France | France, Conseil d'État, 6ème chambre, 05 octobre 2016, 385009


Vu la procédure suivante :

La société SCREG Ile-de-France Normandie a demandé au tribunal administratif de Melun de condamner solidairement le département de Seine-et-Marne et la commune de Champagne-sur-Seine à lui verser la somme de 345 000 euros en réparation du préjudice consécutif à l'accident survenu le 18 mai 2005, au cours duquel un véhicule lourd lui appartenant a été endommagé.

Par un jugement n° 1007313/2 du 28 mars 2013, le tribunal administratif de Melun a fait droit à sa demande. Le département de Seine-et-Marne et la commune de Champagne-sur-Seine

ont relevé appel de ce jugement.

Par un arrêt n° 13PA02048, 13PA2055 du 31 ...

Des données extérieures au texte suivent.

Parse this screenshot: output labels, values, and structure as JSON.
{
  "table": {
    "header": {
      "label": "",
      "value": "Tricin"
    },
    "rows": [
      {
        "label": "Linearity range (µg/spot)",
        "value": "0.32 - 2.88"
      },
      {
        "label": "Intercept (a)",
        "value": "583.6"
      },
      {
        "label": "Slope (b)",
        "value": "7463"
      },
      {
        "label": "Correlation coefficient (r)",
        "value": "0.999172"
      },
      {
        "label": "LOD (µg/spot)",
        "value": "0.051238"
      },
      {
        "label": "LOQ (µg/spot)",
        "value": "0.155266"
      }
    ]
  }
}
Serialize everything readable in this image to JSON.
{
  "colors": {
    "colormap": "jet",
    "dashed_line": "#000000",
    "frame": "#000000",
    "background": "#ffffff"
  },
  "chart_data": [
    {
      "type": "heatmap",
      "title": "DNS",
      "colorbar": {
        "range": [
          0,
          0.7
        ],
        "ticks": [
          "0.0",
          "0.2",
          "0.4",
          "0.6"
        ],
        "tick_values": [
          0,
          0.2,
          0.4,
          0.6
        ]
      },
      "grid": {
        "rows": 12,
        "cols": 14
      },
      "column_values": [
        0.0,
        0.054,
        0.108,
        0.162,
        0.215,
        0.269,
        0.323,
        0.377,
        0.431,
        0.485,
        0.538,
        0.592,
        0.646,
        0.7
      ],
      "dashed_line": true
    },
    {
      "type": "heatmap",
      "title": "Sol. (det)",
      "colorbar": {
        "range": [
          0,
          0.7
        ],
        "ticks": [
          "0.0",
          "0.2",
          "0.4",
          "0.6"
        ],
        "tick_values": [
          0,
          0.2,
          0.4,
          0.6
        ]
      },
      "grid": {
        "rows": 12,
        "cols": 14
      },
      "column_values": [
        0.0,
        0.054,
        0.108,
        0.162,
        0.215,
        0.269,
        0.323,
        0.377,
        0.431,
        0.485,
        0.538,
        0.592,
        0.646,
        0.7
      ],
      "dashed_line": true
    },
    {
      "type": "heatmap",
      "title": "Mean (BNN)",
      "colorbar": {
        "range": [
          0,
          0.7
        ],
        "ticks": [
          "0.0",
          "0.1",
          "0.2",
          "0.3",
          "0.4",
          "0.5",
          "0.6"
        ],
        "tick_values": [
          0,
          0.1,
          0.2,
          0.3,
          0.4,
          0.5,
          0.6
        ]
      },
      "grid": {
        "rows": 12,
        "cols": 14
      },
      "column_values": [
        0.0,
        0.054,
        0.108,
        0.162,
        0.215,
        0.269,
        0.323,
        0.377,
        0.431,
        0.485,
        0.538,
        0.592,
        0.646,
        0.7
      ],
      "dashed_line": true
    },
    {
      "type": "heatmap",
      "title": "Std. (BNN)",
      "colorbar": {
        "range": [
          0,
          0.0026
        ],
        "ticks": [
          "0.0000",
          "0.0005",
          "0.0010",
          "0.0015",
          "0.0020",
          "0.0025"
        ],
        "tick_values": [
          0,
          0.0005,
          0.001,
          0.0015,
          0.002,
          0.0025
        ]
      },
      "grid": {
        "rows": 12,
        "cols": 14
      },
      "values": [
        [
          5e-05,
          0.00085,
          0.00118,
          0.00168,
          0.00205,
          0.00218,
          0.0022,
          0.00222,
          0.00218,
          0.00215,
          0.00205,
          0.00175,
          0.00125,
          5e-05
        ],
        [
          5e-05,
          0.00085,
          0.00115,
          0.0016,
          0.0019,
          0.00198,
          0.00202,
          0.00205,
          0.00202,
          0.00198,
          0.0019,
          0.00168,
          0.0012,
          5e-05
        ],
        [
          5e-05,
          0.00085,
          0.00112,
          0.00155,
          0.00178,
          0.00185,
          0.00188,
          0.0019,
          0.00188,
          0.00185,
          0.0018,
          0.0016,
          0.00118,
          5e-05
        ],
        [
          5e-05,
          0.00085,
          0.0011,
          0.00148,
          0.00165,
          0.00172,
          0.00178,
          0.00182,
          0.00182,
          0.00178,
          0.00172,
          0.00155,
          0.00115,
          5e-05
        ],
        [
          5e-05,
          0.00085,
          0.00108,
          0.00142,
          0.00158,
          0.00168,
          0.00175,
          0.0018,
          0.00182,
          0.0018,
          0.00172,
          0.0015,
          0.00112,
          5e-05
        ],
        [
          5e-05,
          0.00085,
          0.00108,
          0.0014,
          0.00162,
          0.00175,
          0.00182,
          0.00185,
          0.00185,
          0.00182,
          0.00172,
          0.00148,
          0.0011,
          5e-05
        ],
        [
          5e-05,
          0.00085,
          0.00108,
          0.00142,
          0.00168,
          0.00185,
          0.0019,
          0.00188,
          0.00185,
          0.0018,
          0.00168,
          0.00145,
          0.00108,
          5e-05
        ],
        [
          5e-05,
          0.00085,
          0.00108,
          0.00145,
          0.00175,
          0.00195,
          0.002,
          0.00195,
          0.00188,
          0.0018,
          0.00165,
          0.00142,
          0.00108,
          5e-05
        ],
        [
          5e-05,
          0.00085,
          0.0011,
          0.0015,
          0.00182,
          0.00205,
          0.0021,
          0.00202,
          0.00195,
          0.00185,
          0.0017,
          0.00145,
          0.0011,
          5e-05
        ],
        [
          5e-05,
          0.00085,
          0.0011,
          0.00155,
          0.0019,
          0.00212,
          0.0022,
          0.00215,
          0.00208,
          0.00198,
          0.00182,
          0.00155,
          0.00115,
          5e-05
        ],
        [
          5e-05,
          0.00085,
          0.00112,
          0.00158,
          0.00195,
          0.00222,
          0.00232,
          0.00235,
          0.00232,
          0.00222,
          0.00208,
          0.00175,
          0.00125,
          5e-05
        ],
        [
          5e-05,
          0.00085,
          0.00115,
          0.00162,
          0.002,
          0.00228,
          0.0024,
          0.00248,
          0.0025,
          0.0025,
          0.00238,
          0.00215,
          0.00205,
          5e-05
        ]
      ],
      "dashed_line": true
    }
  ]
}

Vu la procédure suivante :

La société SCREG Ile-de-France Normandie a demandé au tribunal administratif de Melun de condamner solidairement le département de Seine-et-Marne et la commune de Champagne-sur-Seine à lui verser la somme de 345 000 euros en réparation du préjudice consécutif à l'accident survenu le 18 mai 2005, au cours duquel un véhicule lourd lui appartenant a été endommagé.

Par un jugement n° 1007313/2 du 28 mars 2013, le tribunal administratif de Melun a fait droit à sa demande. Le département de Seine-et-Marne et la commune de Champagne-sur-Seine ont relevé appel de ce jugement.

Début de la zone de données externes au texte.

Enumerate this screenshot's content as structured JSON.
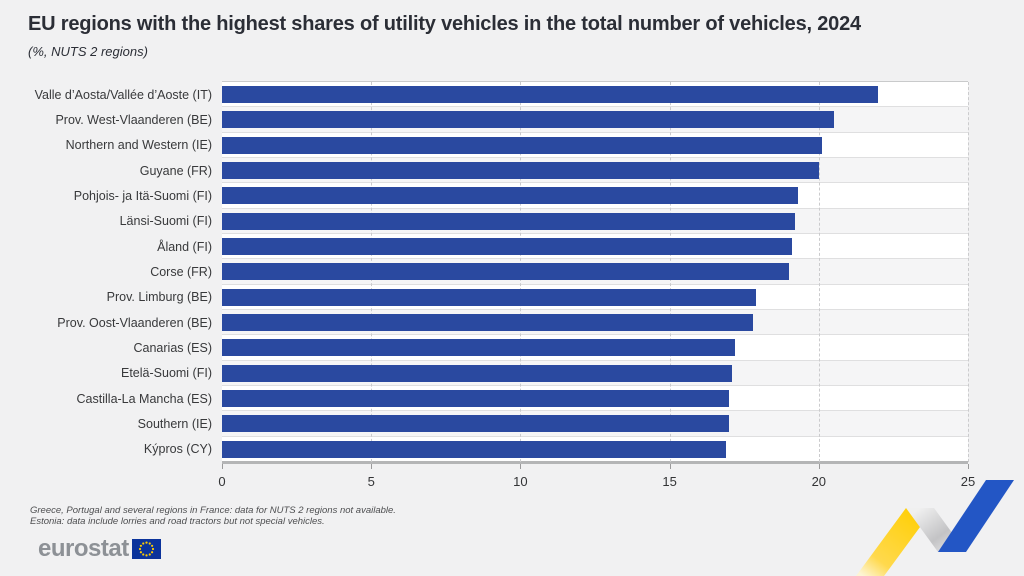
{
  "header": {
    "title": "EU regions with the highest shares of utility vehicles in the total number of vehicles, 2024",
    "subtitle": "(%, NUTS 2 regions)"
  },
  "chart_data": {
    "type": "bar",
    "orientation": "horizontal",
    "categories": [
      "Valle d’Aosta/Vallée d’Aoste (IT)",
      "Prov. West-Vlaanderen (BE)",
      "Northern and Western (IE)",
      "Guyane (FR)",
      "Pohjois- ja Itä-Suomi (FI)",
      "Länsi-Suomi (FI)",
      "Åland (FI)",
      "Corse (FR)",
      "Prov. Limburg (BE)",
      "Prov. Oost-Vlaanderen (BE)",
      "Canarias (ES)",
      "Etelä-Suomi (FI)",
      "Castilla-La Mancha (ES)",
      "Southern (IE)",
      "Kýpros (CY)"
    ],
    "values": [
      22.0,
      20.5,
      20.1,
      20.0,
      19.3,
      19.2,
      19.1,
      19.0,
      17.9,
      17.8,
      17.2,
      17.1,
      17.0,
      17.0,
      16.9
    ],
    "title": "EU regions with the highest shares of utility vehicles in the total number of vehicles, 2024",
    "xlabel": "",
    "ylabel": "",
    "xlim": [
      0,
      25
    ],
    "xticks": [
      0,
      5,
      10,
      15,
      20,
      25
    ],
    "grid": true,
    "legend": false,
    "bar_color": "#2a49a0"
  },
  "footnotes": [
    "Greece, Portugal and several regions in France: data for NUTS 2 regions not available.",
    "Estonia: data include lorries and road tractors but not special vehicles."
  ],
  "logo": {
    "text": "eurostat"
  },
  "colors": {
    "bar_blue": "#2a49a0",
    "page_background": "#f1f1f2",
    "flag_blue": "#0b339b",
    "star_yellow": "#ffcc00",
    "ribbon_yellow": "#ffce00",
    "ribbon_blue": "#2356c5"
  }
}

Par un arrêt n° 13PA02048, 13PA2055 du 31 juillet 2014, la cour administrative d'appel de Paris a jugé que la responsabilité du département de Seine-et-Marne n'était pas engagée et que la société avait elle-même concouru à la survenance du dommage à hauteur de 25 % de celui-ci. Elle a condamné la commune de Champagne-sur-Seine à verser à la société Colas Ile-de-France Normandie, venue aux droits de la société SCREG Ile-de-France Normandie, une somme de 258 750 euros en réparation du préjudice subi et a rejeté le surplus des conclusions de la requête de la commune.

Par un pourvoi et un mémoire complémentaire, enregistrés les 6 octobre 2014 et 6 janvier 2015 au secrétariat du contentieux du Conseil d'Etat, la commune de Champagne-sur-Seine demande au Conseil d'Etat :

1°) d'annuler cet arrêt ;

2°) réglant l'affaire au fond, à titre principal, de rejeter les conclusions indemnitaires formées à son encontre par la société Colas Ile-de-France Normandie et, à titre subsidiaire, d'appliquer un partage de responsabilité entre elle-même et le département de Seine-et-Marne, maître d'ouvrage, et d'atténuer sa responsabilité pour tenir compte des causes étrangères exonératoires de celle-ci ;

3°) de mettre à la charge de la société Colas Ile-de-France Normandie la somme de 3 500 euros au titre de l'article L. 761-1 du code de justice administrative.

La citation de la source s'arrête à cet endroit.